Lucknow:
The Allahabad High Court has ruled that an accused who has been granted bail does not have an inherent right to seek permission to travel abroad for attending a relative’s wedding and a leisure trip.
The Lucknow bench of the court said a relative’s wedding overseas and a pleasure trip to another country are not considered essential reasons for an undertrial accused to travel internationally.
Justice Subhash Vidyarthi delivered the verdict while dismissing a plea filed by Aditya Murti, a consultant at the Shri Ram Murti Smarak Institute of Medical Sciences, Bareilly. Murti had sought permission to travel to the United States for his relative’s wedding and subsequently, to France for a related celebration from May 3 to 22.

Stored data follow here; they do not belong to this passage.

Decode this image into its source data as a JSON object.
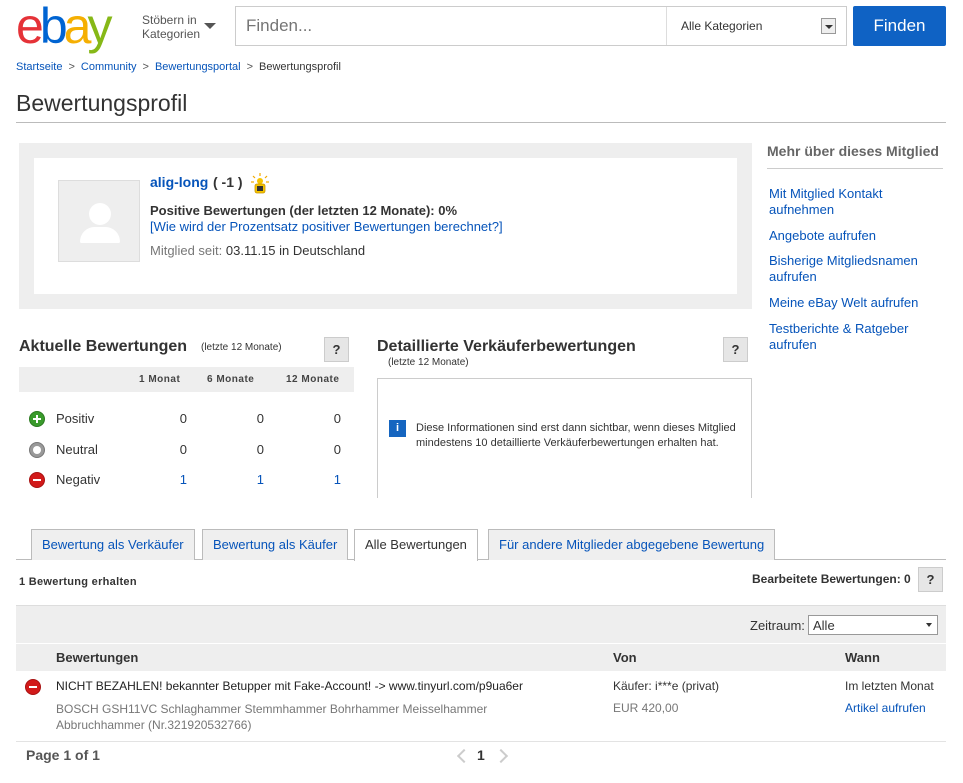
{
  "header": {
    "logo_letters": [
      "e",
      "b",
      "a",
      "y"
    ],
    "logo_colors": [
      "#e53238",
      "#0064d2",
      "#f5af02",
      "#86b817"
    ],
    "browse_label": "Stöbern in Kategorien",
    "search_placeholder": "Finden...",
    "category_value": "Alle Kategorien",
    "find_button": "Finden"
  },
  "breadcrumb": [
    "Startseite",
    "Community",
    "Bewertungsportal",
    "Bewertungsprofil"
  ],
  "breadcrumb_sep": ">",
  "page_title": "Bewertungsprofil",
  "profile": {
    "username": "alig-long",
    "score": "( -1 )",
    "positive_line": "Positive Bewertungen (der letzten 12 Monate): 0%",
    "positive_link": "[Wie wird der Prozentsatz positiver Bewertungen berechnet?]",
    "member_label": "Mitglied seit:",
    "member_value": "03.11.15 in Deutschland"
  },
  "sidebar": {
    "title": "Mehr über dieses Mitglied",
    "links": [
      "Mit Mitglied Kontakt aufnehmen",
      "Angebote aufrufen",
      "Bisherige Mitgliedsnamen aufrufen",
      "Meine eBay Welt aufrufen",
      "Testberichte & Ratgeber aufrufen"
    ]
  },
  "current": {
    "title": "Aktuelle Bewertungen",
    "subtitle": "(letzte 12 Monate)",
    "help": "?",
    "columns": [
      "1 Monat",
      "6 Monate",
      "12 Monate"
    ],
    "rows": [
      {
        "label": "Positiv",
        "values": [
          "0",
          "0",
          "0"
        ]
      },
      {
        "label": "Neutral",
        "values": [
          "0",
          "0",
          "0"
        ]
      },
      {
        "label": "Negativ",
        "values": [
          "1",
          "1",
          "1"
        ]
      }
    ]
  },
  "dsr": {
    "title": "Detaillierte Verkäuferbewertungen",
    "subtitle": "(letzte 12 Monate)",
    "help": "?",
    "info_icon": "i",
    "text": "Diese Informationen sind erst dann sichtbar, wenn dieses Mitglied mindestens 10 detaillierte Verkäuferbewertungen erhalten hat."
  },
  "tabs": [
    {
      "label": "Bewertung als Verkäufer",
      "active": false
    },
    {
      "label": "Bewertung als Käufer",
      "active": false
    },
    {
      "label": "Alle Bewertungen",
      "active": true
    },
    {
      "label": "Für andere Mitglieder abgegebene Bewertung",
      "active": false
    }
  ],
  "received": "1 Bewertung erhalten",
  "edited": "Bearbeitete Bewertungen: 0",
  "edited_help": "?",
  "filter": {
    "label": "Zeitraum:",
    "value": "Alle"
  },
  "table": {
    "headers": [
      "Bewertungen",
      "Von",
      "Wann"
    ],
    "row": {
      "feedback": "NICHT BEZAHLEN! bekannter Betupper mit Fake-Account! -> www.tinyurl.com/p9ua6er",
      "item": "BOSCH GSH11VC Schlaghammer Stemmhammer Bohrhammer Meisselhammer Abbruchhammer (Nr.321920532766)",
      "from": "Käufer: i***e (privat)",
      "price": "EUR 420,00",
      "when": "Im letzten Monat",
      "view_link": "Artikel aufrufen"
    }
  },
  "pagination": {
    "label": "Page 1 of 1",
    "current": "1"
  }
}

“An accused person who has been enlarged on bail can be granted permission to travel abroad for some pressing necessity like medical treatment, attending essential official duties and the like,” the bench clarified, adding that attending a relative’s wedding does not constitute a pressing necessity.
Furthermore, the court addressed the petitioner’s argument that he was previously granted permission for foreign travel for non-essential purposes. “Merely because the trial court had earlier granted permission to the applicant to travel abroad for non-essential objects on numerous occasions, he does not get a right to travel abroad for non-essential objects this time also, when the trial has reached the stage of defence evidence,” it said.
Murti had challenged a special CBI court’s April 24 order that rejected his application for the foreign trip. Murti has been facing trial in a CBI case for more than a decade and even the Supreme Court had directed the trial court to expedite the proceedings, which are currently at the defence-evidence stage.